An alternative endovascular method for dealing with for proximal descending aneurysms is to push the stent-graft further around the arch which involves covering the left subclavian artery. This manoeuvre gains an extra 10mm or so (the distance from the left subclavian artery origin to the left common carotid artery) of proximal neck and helps to improve the conformity of the stent-graft around the distal aortic arch. Occlusion of the left subclavian artery can be performed with relative impunity. The presence of a left internal mammary coronary artery (LIMA) bypass graft, or a dominant left vertebral artery are contra-indications. Young patients may complain of claudication post-operatively.
Fenestrated and side-branch stent-graft technology has been used in patients with complex abdominal aortic aneurysm morphology to preserve side-branch patency. A small number of cases have been performed using the same technology in the arch. These techniques are in their infancy and are technically difficult propositions. Stent-grafts are not torqueable in the thoracic aorta due to the distances involved and the tortuosity of the intervening vessels. Further, the risks of cerebral embolisation from guidewire manipulation in the arch are significant.

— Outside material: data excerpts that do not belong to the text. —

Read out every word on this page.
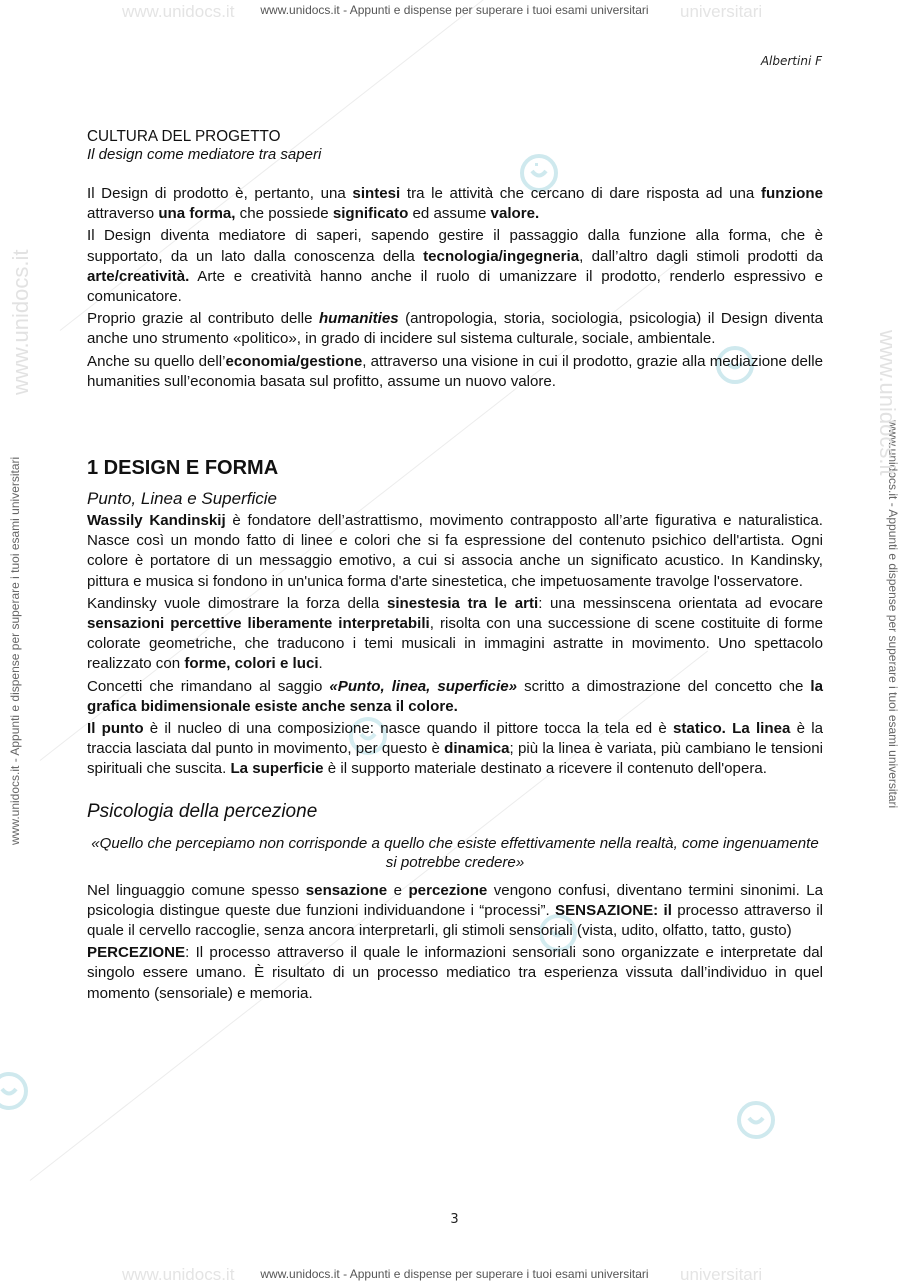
www.unidocs.it	universitari
www.unidocs.it	universitari
www.unidocs.it - Appunti e dispense per superare i tuoi esami universitari
www.unidocs.it - Appunti e dispense per superare i tuoi esami universitari
www.unidocs.it - Appunti e dispense per superare i tuoi esami universitari	www.unidocs.it - Appunti e dispense per superare i tuoi esami universitari
www.unidocs.it
www.unidocs.it
Albertini F
CULTURA DEL PROGETTO
Il design come mediatore tra saperi

Il Design di prodotto è, pertanto, una sintesi tra le attività che cercano di dare risposta ad una funzione attraverso una forma, che possiede significato ed assume valore.

Il Design diventa mediatore di saperi, sapendo gestire il passaggio dalla funzione alla forma, che è supportato, da un lato dalla conoscenza della tecnologia/ingegneria, dall’altro dagli stimoli prodotti da arte/creatività. Arte e creatività hanno anche il ruolo di umanizzare il prodotto, renderlo espressivo e comunicatore.

Proprio grazie al contributo delle humanities (antropologia, storia, sociologia, psicologia) il Design diventa anche uno strumento «politico», in grado di incidere sul sistema culturale, sociale, ambientale.

Anche su quello dell’economia/gestione, attraverso una visione in cui il prodotto, grazie alla mediazione delle humanities sull’economia basata sul profitto, assume un nuovo valore.

1 DESIGN E FORMA
Punto, Linea e Superficie

Wassily Kandinskij è fondatore dell’astrattismo, movimento contrapposto all’arte figurativa e naturalistica. Nasce così un mondo fatto di linee e colori che si fa espressione del contenuto psichico dell'artista. Ogni colore è portatore di un messaggio emotivo, a cui si associa anche un significato acustico. In Kandinsky, pittura e musica si fondono in un'unica forma d'arte sinestetica, che impetuosamente travolge l'osservatore.

Kandinsky vuole dimostrare la forza della sinestesia tra le arti: una messinscena orientata ad evocare sensazioni percettive liberamente interpretabili, risolta con una successione di scene costituite di forme colorate geometriche, che traducono i temi musicali in immagini astratte in movimento. Uno spettacolo realizzato con forme, colori e luci.

Concetti che rimandano al saggio «Punto, linea, superficie» scritto a dimostrazione del concetto che la grafica bidimensionale esiste anche senza il colore.

Il punto è il nucleo di una composizione: nasce quando il pittore tocca la tela ed è statico. La linea è la traccia lasciata dal punto in movimento, per questo è dinamica; più la linea è variata, più cambiano le tensioni spirituali che suscita. La superficie è il supporto materiale destinato a ricevere il contenuto dell'opera.

Psicologia della percezione

«Quello che percepiamo non corrisponde a quello che esiste effettivamente nella realtà, come ingenuamente si potrebbe credere»

Nel linguaggio comune spesso sensazione e percezione vengono confusi, diventano termini sinonimi. La psicologia distingue queste due funzioni individuandone i “processi”. SENSAZIONE: il processo attraverso il quale il cervello raccoglie, senza ancora interpretarli, gli stimoli sensoriali (vista, udito, olfatto, tatto, gusto)

PERCEZIONE: Il processo attraverso il quale le informazioni sensoriali sono organizzate e interpretate dal singolo essere umano. È risultato di un processo mediatico tra esperienza vissuta dall’individuo in quel momento (sensoriale) e memoria.

3
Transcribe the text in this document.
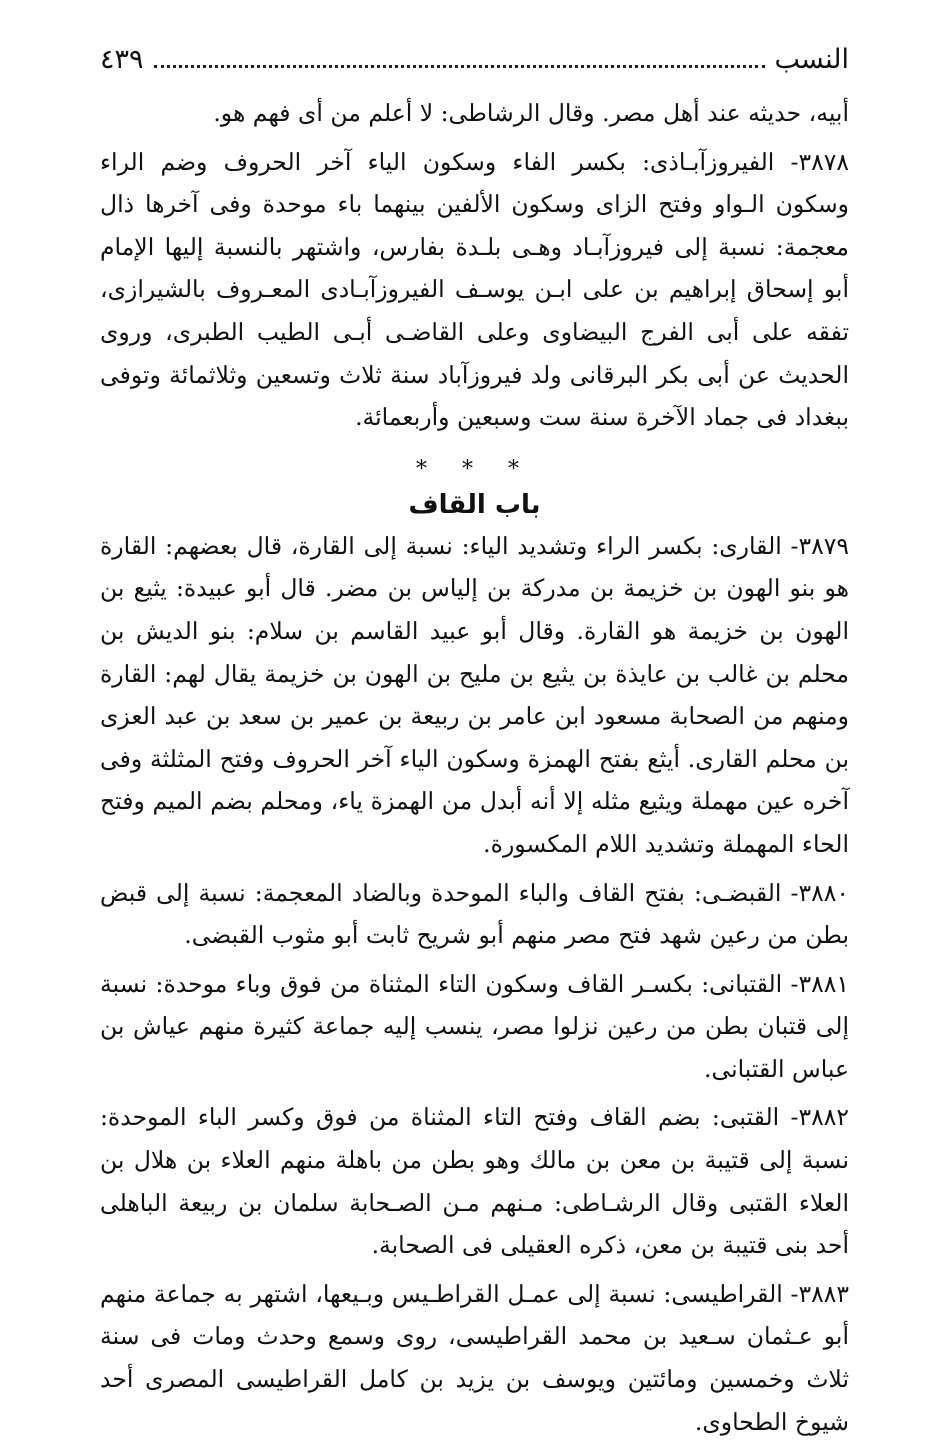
النسب
٤٣٩

أبيه، حديثه عند أهل مصر. وقال الرشاطى: لا أعلم من أى فهم هو.

٣٨٧٨- الفيروزآبـاذى: بكسر الفاء وسكون الياء آخر الحروف وضم الراء وسكون الـواو وفتح الزاى وسكون الألفين بينهما باء موحدة وفى آخرها ذال معجمة: نسبة إلى فيروزآبـاد وهـى بلـدة بفارس، واشتهر بالنسبة إليها الإمام أبو إسحاق إبراهيم بن على ابـن يوسـف الفيروزآبـادى المعـروف بالشيرازى، تفقه على أبى الفرج البيضاوى وعلى القاضـى أبـى الطيب الطبرى، وروى الحديث عن أبى بكر البرقانى ولد فيروزآباد سنة ثلاث وتسعين وثلاثمائة وتوفى ببغداد فى جماد الآخرة سنة ست وسبعين وأربعمائة.

* * *
باب القاف

٣٨٧٩- القارى: بكسر الراء وتشديد الياء: نسبة إلى القارة، قال بعضهم: القارة هو بنو الهون بن خزيمة بن مدركة بن إلياس بن مضر. قال أبو عبيدة: يثيع بن الهون بن خزيمة هو القارة. وقال أبو عبيد القاسم بن سلام: بنو الديش بن محلم بن غالب بن عايذة بن يثيع بن مليح بن الهون بن خزيمة يقال لهم: القارة ومنهم من الصحابة مسعود ابن عامر بن ربيعة بن عمير بن سعد بن عبد العزى بن محلم القارى. أيثع بفتح الهمزة وسكون الياء آخر الحروف وفتح المثلثة وفى آخره عين مهملة ويثيع مثله إلا أنه أبدل من الهمزة ياء، ومحلم بضم الميم وفتح الحاء المهملة وتشديد اللام المكسورة.

٣٨٨٠- القبضـى: بفتح القاف والباء الموحدة وبالضاد المعجمة: نسبة إلى قبض بطن من رعين شهد فتح مصر منهم أبو شريح ثابت أبو مثوب القبضى.

٣٨٨١- القتبانى: بكسـر القاف وسكون التاء المثناة من فوق وباء موحدة: نسبة إلى قتبان بطن من رعين نزلوا مصر، ينسب إليه جماعة كثيرة منهم عياش بن عباس القتبانى.

٣٨٨٢- القتبى: بضم القاف وفتح التاء المثناة من فوق وكسر الباء الموحدة: نسبة إلى قتيبة بن معن بن مالك وهو بطن من باهلة منهم العلاء بن هلال بن العلاء القتبى وقال الرشـاطى: مـنهم مـن الصـحابة سلمان بن ربيعة الباهلى أحد بنى قتيبة بن معن، ذكره العقيلى فى الصحابة.

٣٨٨٣- القراطيسى: نسبة إلى عمـل القراطـيس وبـيعها، اشتهر به جماعة منهم أبو عـثمان سـعيد بن محمد القراطيسى، روى وسمع وحدث ومات فى سنة ثلاث وخمسين ومائتين ويوسف بن يزيد بن كامل القراطيسى المصرى أحد شيوخ الطحاوى.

Some authors have described an alternative, hybrid approach to repair aneurysms adjacent or proximal to the left subclavian artery. The procedures comprise one or more supra-aortic bypass grafts followed by endovascular exclusion of the aneurysm.
Overall, development of stent-grafts for repair of distal descending thoracic aneurysms may be viewed as a success story with encouraging peri-operative and mid-term results. Satisfactory endovascular solutions to arch and proximal thoracic aneurysms have so far remained elusive. Endovascular specialists need to work with industry to produce stent-grafts that conform to the curvature of the aortic arch and prevent the high number of graft related complications seen in that area.